# Norwegian: berget (pronunciation)



## Xander2024

Hello everyone,

Could a native speaker please tell me how to pronounce the word "berget"? An online translator says: "ba:gә". Is it correct? If so, is this the only way to pronounce it?

Takk.


----------



## sdr083

There's never only one way to pronounce a word in Norwegian 
 The  online translator suggestion sounds strange to me. R isn't usually  silent in Norwegian (though it may be pronounced in several different  ways). Word-final T, howver, frequently is.
 I'd go with something more like  /'bɛɾgә/. Different tones in the East and the West, /ʁ/ rather than /ɾ/ in the south.
Let's see if anyone else has an opinion ...


----------



## Xander2024

Tusen takk, sdr083.


----------



## sdr083

Just realized this word can mean two different  things in Norwegian: 

1. Noun: et berg - *berget *
2. Verb: å berge - berger - *berget*

What I wrote refers to the first interpretation.  In addition to word being pronounced with toneme 1 as a noun and toneme 2  as a verb, I believe the T isn't silent in the second case.


----------



## Xander2024

No, I meant "the mountain" - "berget". I didn't even know the verb "å berge". I do now.


----------



## sendintheclowns

sdr083 said:


> I'd go with something more like  /'bɛɾgә/. Different tones in the East and the West, /ʁ/ rather than /ɾ/ in the south.

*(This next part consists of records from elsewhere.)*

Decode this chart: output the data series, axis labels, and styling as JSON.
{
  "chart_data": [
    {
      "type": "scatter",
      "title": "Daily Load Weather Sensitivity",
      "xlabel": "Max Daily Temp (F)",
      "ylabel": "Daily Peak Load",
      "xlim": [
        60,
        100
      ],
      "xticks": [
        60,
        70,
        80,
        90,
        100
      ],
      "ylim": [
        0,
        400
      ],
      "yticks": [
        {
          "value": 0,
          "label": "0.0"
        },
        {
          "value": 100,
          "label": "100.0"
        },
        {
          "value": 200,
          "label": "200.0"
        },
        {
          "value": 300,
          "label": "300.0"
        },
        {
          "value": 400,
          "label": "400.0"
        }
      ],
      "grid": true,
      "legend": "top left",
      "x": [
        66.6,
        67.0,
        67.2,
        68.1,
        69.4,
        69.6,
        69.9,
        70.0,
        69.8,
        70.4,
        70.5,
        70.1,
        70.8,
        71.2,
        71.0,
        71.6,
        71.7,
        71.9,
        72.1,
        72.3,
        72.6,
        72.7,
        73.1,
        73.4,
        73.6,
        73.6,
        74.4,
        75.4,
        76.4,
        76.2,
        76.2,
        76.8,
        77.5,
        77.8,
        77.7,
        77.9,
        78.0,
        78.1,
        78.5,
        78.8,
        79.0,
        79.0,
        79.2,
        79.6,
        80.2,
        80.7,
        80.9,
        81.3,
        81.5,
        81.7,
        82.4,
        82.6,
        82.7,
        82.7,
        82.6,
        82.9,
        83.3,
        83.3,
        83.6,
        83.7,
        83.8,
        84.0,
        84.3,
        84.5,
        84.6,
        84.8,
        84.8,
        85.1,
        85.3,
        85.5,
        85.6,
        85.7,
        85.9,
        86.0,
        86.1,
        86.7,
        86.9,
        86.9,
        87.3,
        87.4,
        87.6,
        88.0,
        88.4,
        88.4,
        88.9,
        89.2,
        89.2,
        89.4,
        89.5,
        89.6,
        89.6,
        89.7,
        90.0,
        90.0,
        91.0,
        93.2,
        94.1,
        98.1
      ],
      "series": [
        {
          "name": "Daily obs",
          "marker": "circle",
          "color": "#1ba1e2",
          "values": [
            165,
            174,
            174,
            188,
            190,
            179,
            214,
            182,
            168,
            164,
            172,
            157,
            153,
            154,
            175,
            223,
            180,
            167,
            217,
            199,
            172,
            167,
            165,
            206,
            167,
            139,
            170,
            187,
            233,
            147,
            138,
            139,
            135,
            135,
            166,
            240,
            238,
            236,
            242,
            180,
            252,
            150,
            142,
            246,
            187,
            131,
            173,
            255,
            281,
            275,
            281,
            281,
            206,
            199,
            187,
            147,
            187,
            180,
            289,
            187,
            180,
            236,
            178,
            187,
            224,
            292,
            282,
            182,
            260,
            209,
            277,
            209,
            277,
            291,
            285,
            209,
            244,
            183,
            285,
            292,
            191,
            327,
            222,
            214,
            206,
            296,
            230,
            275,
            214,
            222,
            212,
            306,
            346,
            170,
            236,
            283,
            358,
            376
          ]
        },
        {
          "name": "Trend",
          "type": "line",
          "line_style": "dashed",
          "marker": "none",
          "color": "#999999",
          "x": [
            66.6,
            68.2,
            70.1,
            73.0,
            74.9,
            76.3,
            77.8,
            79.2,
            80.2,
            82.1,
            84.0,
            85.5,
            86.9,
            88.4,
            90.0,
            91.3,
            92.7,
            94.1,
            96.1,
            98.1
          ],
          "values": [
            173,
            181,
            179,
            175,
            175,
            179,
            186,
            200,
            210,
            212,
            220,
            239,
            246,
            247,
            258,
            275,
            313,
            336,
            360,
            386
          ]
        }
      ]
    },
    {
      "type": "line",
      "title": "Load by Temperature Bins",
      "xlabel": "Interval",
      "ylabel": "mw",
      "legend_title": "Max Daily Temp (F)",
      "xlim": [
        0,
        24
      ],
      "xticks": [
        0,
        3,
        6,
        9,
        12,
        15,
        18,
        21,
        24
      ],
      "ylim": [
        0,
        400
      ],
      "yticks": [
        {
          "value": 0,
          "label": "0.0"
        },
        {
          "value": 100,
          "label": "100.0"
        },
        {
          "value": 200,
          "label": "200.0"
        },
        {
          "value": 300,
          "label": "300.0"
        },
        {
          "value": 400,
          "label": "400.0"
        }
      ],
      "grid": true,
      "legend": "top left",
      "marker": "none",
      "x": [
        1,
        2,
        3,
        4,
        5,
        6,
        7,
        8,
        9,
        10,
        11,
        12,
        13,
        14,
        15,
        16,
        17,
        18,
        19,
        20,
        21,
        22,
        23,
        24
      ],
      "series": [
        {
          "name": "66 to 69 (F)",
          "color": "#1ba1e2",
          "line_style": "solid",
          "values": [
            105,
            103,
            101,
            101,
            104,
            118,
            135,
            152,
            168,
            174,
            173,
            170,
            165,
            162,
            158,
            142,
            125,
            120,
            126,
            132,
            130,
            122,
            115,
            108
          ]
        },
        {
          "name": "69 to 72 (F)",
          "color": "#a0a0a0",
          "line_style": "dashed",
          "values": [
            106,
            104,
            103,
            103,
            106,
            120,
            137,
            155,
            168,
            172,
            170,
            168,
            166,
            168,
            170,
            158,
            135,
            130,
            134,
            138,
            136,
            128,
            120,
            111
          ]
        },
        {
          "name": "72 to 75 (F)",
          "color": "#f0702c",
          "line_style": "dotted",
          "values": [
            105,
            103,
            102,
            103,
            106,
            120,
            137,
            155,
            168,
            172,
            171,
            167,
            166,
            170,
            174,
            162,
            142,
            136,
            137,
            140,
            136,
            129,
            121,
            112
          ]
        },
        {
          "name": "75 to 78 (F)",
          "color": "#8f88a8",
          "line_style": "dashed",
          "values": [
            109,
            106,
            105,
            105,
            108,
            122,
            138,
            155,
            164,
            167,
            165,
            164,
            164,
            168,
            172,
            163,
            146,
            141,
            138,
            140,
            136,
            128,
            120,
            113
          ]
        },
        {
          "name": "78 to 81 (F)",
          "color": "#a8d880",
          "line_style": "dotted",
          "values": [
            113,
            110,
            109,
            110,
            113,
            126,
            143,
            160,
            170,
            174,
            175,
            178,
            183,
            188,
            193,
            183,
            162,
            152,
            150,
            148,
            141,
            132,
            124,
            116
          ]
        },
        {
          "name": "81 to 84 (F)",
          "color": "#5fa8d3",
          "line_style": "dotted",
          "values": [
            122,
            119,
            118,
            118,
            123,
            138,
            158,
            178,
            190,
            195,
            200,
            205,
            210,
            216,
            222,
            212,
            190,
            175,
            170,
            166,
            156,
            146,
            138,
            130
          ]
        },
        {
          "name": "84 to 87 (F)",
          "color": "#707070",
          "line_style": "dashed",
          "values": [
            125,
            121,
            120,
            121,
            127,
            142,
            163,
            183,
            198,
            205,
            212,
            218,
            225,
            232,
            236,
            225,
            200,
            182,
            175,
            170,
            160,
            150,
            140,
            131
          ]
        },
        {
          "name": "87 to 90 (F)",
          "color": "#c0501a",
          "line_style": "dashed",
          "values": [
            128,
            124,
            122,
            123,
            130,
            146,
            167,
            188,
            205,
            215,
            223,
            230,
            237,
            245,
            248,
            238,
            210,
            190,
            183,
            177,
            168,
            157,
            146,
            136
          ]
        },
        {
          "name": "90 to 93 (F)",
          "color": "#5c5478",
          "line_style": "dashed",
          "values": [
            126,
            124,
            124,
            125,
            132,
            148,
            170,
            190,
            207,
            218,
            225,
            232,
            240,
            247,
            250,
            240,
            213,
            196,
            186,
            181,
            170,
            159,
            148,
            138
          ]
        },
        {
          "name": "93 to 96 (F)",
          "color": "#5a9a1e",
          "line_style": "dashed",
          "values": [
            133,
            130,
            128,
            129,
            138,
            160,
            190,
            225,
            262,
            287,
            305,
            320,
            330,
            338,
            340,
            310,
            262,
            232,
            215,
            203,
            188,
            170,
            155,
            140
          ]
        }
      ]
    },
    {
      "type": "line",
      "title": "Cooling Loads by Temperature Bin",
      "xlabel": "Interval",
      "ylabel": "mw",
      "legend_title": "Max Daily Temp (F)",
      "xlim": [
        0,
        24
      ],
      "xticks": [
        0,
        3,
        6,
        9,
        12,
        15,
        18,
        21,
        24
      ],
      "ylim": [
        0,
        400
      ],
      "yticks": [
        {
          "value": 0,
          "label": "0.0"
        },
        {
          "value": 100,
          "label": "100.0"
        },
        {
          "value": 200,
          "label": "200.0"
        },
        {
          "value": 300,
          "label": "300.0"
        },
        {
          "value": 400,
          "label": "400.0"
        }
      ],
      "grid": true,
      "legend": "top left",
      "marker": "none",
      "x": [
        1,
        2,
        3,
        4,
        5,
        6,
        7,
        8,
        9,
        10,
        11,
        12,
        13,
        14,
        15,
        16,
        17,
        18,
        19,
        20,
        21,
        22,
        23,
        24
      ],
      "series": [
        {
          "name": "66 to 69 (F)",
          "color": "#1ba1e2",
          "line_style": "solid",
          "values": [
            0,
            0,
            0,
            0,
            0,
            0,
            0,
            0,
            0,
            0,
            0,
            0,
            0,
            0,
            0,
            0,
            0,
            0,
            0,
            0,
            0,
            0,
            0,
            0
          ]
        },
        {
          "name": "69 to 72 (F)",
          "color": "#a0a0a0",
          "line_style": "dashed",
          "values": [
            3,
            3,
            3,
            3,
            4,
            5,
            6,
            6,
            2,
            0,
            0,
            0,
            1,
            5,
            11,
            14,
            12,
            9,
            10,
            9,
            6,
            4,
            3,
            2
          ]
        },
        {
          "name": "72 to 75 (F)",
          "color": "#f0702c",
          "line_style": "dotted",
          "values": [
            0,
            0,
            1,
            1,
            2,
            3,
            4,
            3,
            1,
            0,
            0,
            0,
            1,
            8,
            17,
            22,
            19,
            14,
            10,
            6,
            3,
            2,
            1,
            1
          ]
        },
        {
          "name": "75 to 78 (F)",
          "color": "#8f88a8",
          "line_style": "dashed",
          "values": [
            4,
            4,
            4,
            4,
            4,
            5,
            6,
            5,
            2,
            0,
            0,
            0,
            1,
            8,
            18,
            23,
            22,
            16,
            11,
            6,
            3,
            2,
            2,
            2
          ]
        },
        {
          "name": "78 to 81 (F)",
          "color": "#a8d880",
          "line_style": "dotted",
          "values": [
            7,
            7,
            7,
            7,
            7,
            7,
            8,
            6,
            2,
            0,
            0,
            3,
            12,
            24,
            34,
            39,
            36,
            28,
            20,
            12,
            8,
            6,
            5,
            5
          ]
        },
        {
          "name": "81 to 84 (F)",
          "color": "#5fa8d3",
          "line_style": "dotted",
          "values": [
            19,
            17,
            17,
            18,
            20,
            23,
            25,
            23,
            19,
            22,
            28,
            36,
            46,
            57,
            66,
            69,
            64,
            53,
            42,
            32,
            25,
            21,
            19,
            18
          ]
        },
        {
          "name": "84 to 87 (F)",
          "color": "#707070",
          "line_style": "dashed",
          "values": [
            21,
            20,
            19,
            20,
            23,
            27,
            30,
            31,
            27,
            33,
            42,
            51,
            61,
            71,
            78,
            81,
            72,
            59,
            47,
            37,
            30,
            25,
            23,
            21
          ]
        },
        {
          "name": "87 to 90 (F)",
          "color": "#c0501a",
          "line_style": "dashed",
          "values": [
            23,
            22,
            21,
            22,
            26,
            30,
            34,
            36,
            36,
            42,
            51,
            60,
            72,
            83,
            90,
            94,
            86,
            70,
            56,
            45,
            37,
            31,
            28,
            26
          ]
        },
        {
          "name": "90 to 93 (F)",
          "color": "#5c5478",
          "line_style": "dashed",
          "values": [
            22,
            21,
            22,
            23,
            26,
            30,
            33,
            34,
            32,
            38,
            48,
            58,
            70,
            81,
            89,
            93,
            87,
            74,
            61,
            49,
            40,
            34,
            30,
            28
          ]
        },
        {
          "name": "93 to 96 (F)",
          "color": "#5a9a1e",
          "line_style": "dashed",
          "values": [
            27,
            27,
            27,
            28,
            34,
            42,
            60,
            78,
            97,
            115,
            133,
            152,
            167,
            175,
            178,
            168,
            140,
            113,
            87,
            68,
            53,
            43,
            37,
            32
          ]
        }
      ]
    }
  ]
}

I would rather say /'bæɾgә/.


----------



## Xander2024

By the way, what is the /ʁ/ sound like? The German "r"?


----------



## Tjahzi

Yes. It's a voiced uvular fricative/approximant.


----------



## Xander2024

I thought, of all the Scandinavians only the Danes had this sound.  Well, it's because I haven't heard many Norwegian or Swedish dialects, only the main ones.


----------